Strafrechtliche Implikationen und verteidigungsstrategische Überlegungen
Für importierende Unternehmen ergeben sich daraus nicht nur wirtschaftliche Risiken durch nachträgliche Zollerhebungen, sondern auch strafrechtliche Implikationen. Denn wenn ein solcher Zoll nicht entrichtet wurde, weil das Drittland – aus Sicht des Unternehmens – nicht als Herkunftsstaat anzusehen war, steht schnell der Vorwurf der Steuerhinterziehung nach § 370 AO im Raum (§ 370 AO – Gesetze im Internet). In solchen Verfahren ist der zentrale juristische Prüfstein die Frage nach dem Vorsatz: War dem Importeur bekannt, dass seine Ware unter eine noch nicht veröffentlichte oder rechtlich unscharfe Definition fallen würde? Und konnte man ihm das Wissen und Wollen der Steuerverkürzung tatsächlich nachweisen?
Besonders brisant ist in diesem Zusammenhang die enge zeitliche Taktung zwischen Veröffentlichung und Inkrafttreten der Verordnung: Die Regelung trat bereits am Tag nach ihrer Annahme in Kraft, ohne Übergangsfrist, ohne Vorankündigung und – wie häufig bei Antidumpingverordnungen – ohne vorherige öffentliche Konsultation auf Unternehmensebene. Importeuren, die bereits vor diesem Zeitpunkt Lieferverträge geschlossen oder die Verzollung beauftragt hatten, bleibt damit oft keine realistische Handlungsoption. Für die strafrechtliche Bewertung dürfte dies bedeuten, dass im Einzelfall zu prüfen ist, ob überhaupt ein (auch nur bedingter) Vorsatz im Sinne des § 370 AO vorlag – oder ob das Handeln des Unternehmens durch rechtliche Unsicherheit, unklare Verwaltungspraxis und fehlende Kenntnis geprägt war.

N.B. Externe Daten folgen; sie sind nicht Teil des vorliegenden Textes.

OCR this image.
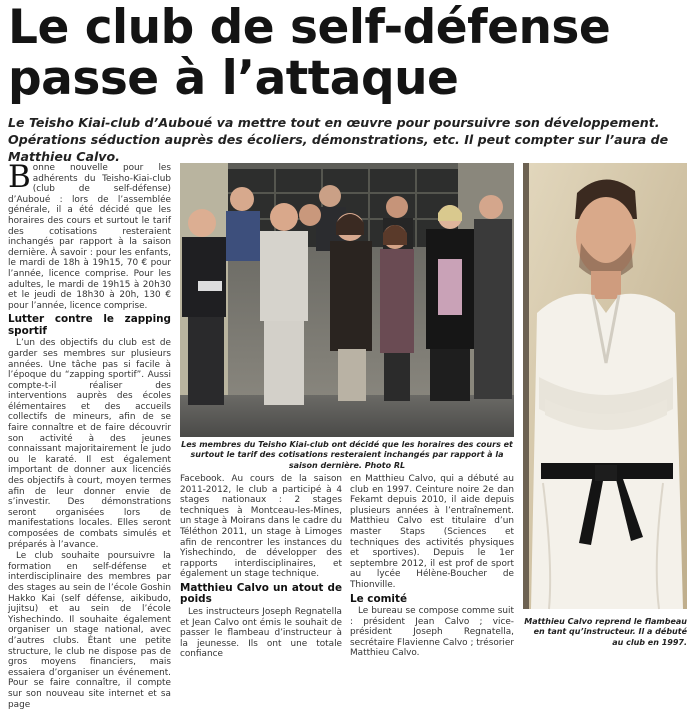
Le club de self-défense
passe à l’attaque

Le Teisho Kiai-club d’Auboué va mettre tout en œuvre pour poursuivre son développement. Opérations séduction auprès des écoliers, démonstrations, etc. Il peut compter sur l’aura de Matthieu Calvo.

Bonne nouvelle pour les adhérents du Teisho-Kiai-club (club de self-défense) d’Auboué : lors de l’assemblée générale, il a été décidé que les horaires des cours et surtout le tarif des cotisations resteraient inchangés par rapport à la saison dernière. À savoir : pour les enfants, le mardi de 18h à 19h15, 70 € pour l’année, licence comprise. Pour les adultes, le mardi de 19h15 à 20h30 et le jeudi de 18h30 à 20h, 130 € pour l’année, licence comprise.

Lutter contre le zapping sportif

L’un des objectifs du club est de garder ses membres sur plusieurs années. Une tâche pas si facile à l’époque du “zapping sportif”. Aussi compte-t-il réaliser des interventions auprès des écoles élémentaires et des accueils collectifs de mineurs, afin de se faire connaître et de faire découvrir son activité à des jeunes connaissant majoritairement le judo ou le karaté. Il est également important de donner aux licenciés des objectifs à court, moyen termes afin de leur donner envie de s’investir. Des démonstrations seront organisées lors de manifestations locales. Elles seront composées de combats simulés et préparés à l’avance.

Le club souhaite poursuivre la formation en self-défense et interdisciplinaire des membres par des stages au sein de l’école Goshin Hakko Kai (self défense, aikibudo, jujitsu) et au sein de l’école Yishechindo. Il souhaite également organiser un stage national, avec d’autres clubs. Étant une petite structure, le club ne dispose pas de gros moyens financiers, mais essaiera d’organiser un événement. Pour se faire connaître, il compte sur son nouveau site internet et sa page

Les membres du Teisho Kiai-club ont décidé que les horaires des cours et surtout le tarif des cotisations resteraient inchangés par rapport à la saison dernière. Photo RL

Facebook. Au cours de la saison 2011-2012, le club a participé à 4 stages nationaux : 2 stages techniques à Montceau-les-Mines, un stage à Moirans dans le cadre du Téléthon 2011, un stage à Limoges afin de rencontrer les instances du Yishechindo, de développer des rapports interdisciplinaires, et également un stage technique.

Matthieu Calvo un atout de poids

Les instructeurs Joseph Regnatella et Jean Calvo ont émis le souhait de passer le flambeau d’instructeur à la jeunesse. Ils ont une totale confiance

en Matthieu Calvo, qui a débuté au club en 1997. Ceinture noire 2e dan Fekamt depuis 2010, il aide depuis plusieurs années à l’entraînement. Matthieu Calvo est titulaire d’un master Staps (Sciences et techniques des activités physiques et sportives). Depuis le 1er septembre 2012, il est prof de sport au lycée Hélène-Boucher de Thionville.

Le comité

Le bureau se compose comme suit : président Jean Calvo ; vice-président Joseph Regnatella, secrétaire Flavienne Calvo ; trésorier Matthieu Calvo.

Matthieu Calvo reprend le flambeau en tant qu’instructeur. Il a débuté au club en 1997.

Zudem stellt sich die Frage, inwieweit Unternehmen von den Möglichkeiten nach Art. 13 Abs. 4 der Antidumping-Grundverordnung (EU) 2016/1036 Gebrauch machen können, um eine Ausnahmestellung zu beantragen, sofern sie glaubhaft machen, dass sie nicht an Umgehungspraktiken beteiligt waren. Auch dies kann – in Kombination mit einer lückenlosen Dokumentation der Lieferketten – zu einer Entschärfung der zoll- wie auch strafrechtlichen Risiken beitragen.

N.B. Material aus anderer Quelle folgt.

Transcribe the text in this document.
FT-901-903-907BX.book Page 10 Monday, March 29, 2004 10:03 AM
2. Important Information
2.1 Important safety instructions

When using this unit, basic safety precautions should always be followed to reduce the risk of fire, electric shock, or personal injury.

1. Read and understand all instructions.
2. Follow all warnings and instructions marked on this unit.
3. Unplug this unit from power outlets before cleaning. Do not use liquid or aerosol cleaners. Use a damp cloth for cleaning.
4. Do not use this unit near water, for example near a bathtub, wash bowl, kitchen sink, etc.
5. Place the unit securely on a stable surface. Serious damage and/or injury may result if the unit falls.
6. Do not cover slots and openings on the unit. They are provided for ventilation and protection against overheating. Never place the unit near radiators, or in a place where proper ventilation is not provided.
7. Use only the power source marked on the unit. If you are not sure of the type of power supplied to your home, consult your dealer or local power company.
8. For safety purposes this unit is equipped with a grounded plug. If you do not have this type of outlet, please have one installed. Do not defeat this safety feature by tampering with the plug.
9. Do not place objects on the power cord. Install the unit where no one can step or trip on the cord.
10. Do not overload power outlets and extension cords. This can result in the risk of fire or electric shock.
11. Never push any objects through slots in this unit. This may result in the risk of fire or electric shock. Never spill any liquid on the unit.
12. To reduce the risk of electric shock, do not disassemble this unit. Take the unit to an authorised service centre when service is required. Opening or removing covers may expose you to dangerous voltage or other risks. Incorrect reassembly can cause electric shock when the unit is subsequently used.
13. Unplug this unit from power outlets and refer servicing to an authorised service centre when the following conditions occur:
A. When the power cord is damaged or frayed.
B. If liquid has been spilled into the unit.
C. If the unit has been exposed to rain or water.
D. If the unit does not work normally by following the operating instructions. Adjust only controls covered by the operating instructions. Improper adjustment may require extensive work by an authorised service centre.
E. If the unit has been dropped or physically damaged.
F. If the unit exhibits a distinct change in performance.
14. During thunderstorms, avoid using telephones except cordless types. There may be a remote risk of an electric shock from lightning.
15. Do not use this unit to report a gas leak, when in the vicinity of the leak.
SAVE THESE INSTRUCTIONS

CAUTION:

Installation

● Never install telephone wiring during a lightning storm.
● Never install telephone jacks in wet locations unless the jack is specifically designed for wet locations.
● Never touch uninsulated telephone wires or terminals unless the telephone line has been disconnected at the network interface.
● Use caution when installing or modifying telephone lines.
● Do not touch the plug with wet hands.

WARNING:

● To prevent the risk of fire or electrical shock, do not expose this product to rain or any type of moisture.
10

Zollrecht trifft Strafrecht – Komplexität als Verteidigungschance
Der aktuelle Fall zeigt exemplarisch, wie komplex und wenig vorhersehbar die Schnittstelle zwischen europäischem Außenwirtschaftsrecht und nationalem Steuerstrafrecht geworden ist. Für Unternehmen, die im globalen Warenverkehr agieren, ist die präventive rechtliche Beratung ebenso wichtig wie eine strategisch geführte Verteidigung im Verdachtsfall. Für letztere braucht es Spezialisten, die sowohl die wirtschaftliche Realität internationaler Lieferketten verstehen als auch die verfahrensrechtliche Tiefe des deutschen Strafprozesses beherrschen.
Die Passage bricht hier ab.